I am middle class. Grew up middle class in one of the poorest boroughs in London. My area had a little hub of rather hippy-ish middle class people. Their children (like me) all made the most of the various groups in the area: we all joined the Woodcraft Folk (the hippy version of the Guides/Scouts), all learnt instruments at the very brilliant music academy in the borough; we joined the theatre groups on Sundays and did sports or whatever other things were available.
Up the road, by the high street it was rough and rather poor. My junior school was very mixed, but had all the children from the very middle-class bit in it.
My mother, rather like you I suspect, had rather idealised – good really – thoughts about what society and education should be. She was furious when, towards the end of my primary education, all the parents of the other middle class children at my school started signing their children up for schools further away or to private schools. My mother thought that we should, no matter our backgrounds, all attend the same local schools. That (and she was arguably correct in this) that if those from middle class backgrounds attended the local schools then those schools would benefit from that.
My parents were divorced. My father wanted to send me to a public school in central London. If not there, then at least a school in a neighbouring borough that had an incredible reputation. My mother was furious that he dare suggest it. She persuaded me that I should go to my local school. It was rather easy to do, I was 11 and she pointed out that it was a ten minute walk away: that I could be back home before 4pm and have the evening to play. I chose that. It was a dreadful mistake.
My secondary school was rough. It was ranked as one of the worst in the country. There were muggings and violence in the corridors. Some of our teachers were great, but most had either given up completely or just acted as crowd control. Lessons were mostly disrupted by shouting, violence, and other such things. Even when the teachers were brilliant there were issues. I had some wonderful English teachers, who really inspired me to write, but the Head of English decided that splitting the year into sets based upon ability was elitist and unfair. The school had something like 20% of students recent immigrants and 60% whose first language wasn’t English. Now that’s great, education for them is vital and some did really well. But it did rather disadvantage the rest of the class when we had to go at the speed and ability of the less able. I spent an awful lot of time be told to do ‘quiet reading’ or to write a poem. The English department had also decided that grammar was too much and so didn’t teach it. Something I still struggle with the effects of to this day, and any I have is self-taught. (Incidentally my dyslexia wasn’t picked up on until university as nobody noticed).
Kids often struggled too by having even the smallest thought of learning beaten out of them (often physically) by parents who would tell them that something like wanting to learn to read was ‘poncy’ of them and who did they think there were?!

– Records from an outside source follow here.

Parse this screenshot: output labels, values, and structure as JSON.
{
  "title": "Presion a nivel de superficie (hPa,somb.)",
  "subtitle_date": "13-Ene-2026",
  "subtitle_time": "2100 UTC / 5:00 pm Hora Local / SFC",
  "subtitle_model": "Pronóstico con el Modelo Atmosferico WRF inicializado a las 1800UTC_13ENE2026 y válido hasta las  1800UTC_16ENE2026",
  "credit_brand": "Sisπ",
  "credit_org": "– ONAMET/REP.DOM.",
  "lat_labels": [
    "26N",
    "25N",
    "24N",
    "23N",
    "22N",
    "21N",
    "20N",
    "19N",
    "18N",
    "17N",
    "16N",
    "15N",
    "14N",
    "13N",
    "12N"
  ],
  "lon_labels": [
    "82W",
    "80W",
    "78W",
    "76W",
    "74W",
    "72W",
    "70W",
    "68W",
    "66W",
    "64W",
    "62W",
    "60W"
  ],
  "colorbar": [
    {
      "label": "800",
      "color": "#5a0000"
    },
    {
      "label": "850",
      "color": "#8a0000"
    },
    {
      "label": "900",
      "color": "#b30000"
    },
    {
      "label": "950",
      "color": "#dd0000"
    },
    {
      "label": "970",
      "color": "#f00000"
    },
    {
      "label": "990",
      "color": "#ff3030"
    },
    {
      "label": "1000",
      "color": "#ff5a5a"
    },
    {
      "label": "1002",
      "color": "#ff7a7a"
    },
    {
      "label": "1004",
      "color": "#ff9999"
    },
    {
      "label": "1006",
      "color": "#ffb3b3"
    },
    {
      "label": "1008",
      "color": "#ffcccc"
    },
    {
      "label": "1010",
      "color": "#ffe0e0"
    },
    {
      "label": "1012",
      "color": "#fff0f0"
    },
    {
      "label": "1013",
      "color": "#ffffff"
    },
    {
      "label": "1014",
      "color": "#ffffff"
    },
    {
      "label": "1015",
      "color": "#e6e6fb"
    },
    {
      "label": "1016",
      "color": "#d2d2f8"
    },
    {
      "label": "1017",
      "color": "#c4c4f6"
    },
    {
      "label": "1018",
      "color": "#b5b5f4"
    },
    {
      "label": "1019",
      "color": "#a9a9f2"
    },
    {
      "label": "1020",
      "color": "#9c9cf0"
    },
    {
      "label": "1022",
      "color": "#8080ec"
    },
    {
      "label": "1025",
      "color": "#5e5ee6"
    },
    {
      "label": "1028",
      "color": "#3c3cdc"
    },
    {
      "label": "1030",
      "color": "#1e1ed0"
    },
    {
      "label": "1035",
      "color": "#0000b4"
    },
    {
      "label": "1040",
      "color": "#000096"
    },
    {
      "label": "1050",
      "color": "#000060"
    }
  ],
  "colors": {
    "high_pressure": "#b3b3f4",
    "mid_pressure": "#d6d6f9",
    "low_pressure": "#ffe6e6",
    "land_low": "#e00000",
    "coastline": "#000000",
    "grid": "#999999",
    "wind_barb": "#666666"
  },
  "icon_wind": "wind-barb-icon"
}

During my time at school I was bullied regularly. My name was rarely used, I was ‘poshy’ or ‘boffin’. There was violence in corridors and to teachers. Lunchtimes were regularly cancelled when fights between our school and the neighbouring school broke out on the streets around the school (police, knives, etc) and those not outside were locked in the school grounds to keep us safe. I was once mugged one night by a group of 5 very large hooded men. I recognised them from my school and my mother made me report them to the police and the head teacher. The next day they stormed into my classroom, pushed the teacher out of the way, pushed me up against the wall and told me what awful things they’d do to me if I spoke to the police again.
Some of us made it out. Of those of us who were bright and had supportive parents many went on to sixth form (thankfully our secondary school didn’t have one and so we had no choice but to go elsewhere) and a good number went on to University. But, looking at my form class (those I know of), three are pharmacists, two used to work on the local market, one is an estate agent, several work in their parents shops or building businesses, a few are teachers, there are two nurses and a doctor, one was sent to Bangladesh before taking her GCSEs (she never did) and came back married to a man 15 years older than her, one was stabbed to death when he was 19, three were convicted of gang rape and went to prison, one is still in prison for armed robbery, and one was sentenced for the murder of a homeless man who he and a gang of friends beat to death for ‘looking at him’. And me, who did ok, but still struggle from a fundamental hole in my key education.
Except for one, all of those who went on to sixth form and then university all left the area the moment they could. We still say that we ‘escaped’.
Of the middle class kids from my primary school who were sent to other (‘better’) schools, one is a professional cellist, one a successful actress, two are doctors, three teachers, one is a film producer, one a conservationist, one a barrister, two are solicitors, one a research scientist, one a lecturer, two architects, a few run businesses, and one released two best selling albums before moving into film, and one seems to never have quite finished her gap year travels (20 years on). The rest have normal ‘middle-class’ jobs.
Absolutely, my mother was right – you are right – it shouldn’t be this way and something needs to change. The system is desperately unfair. Unfortunately, my mother’s response was to make me a sacrificial lamb to prove her socialist ideals. Good for her, but it damaged me. My children will go to a state school. But they will go to the best state school we can find in the area and, if they all turn out to be dreadful, then we will see whether there is any way at all we can afford to pay for their education, or, if not, move.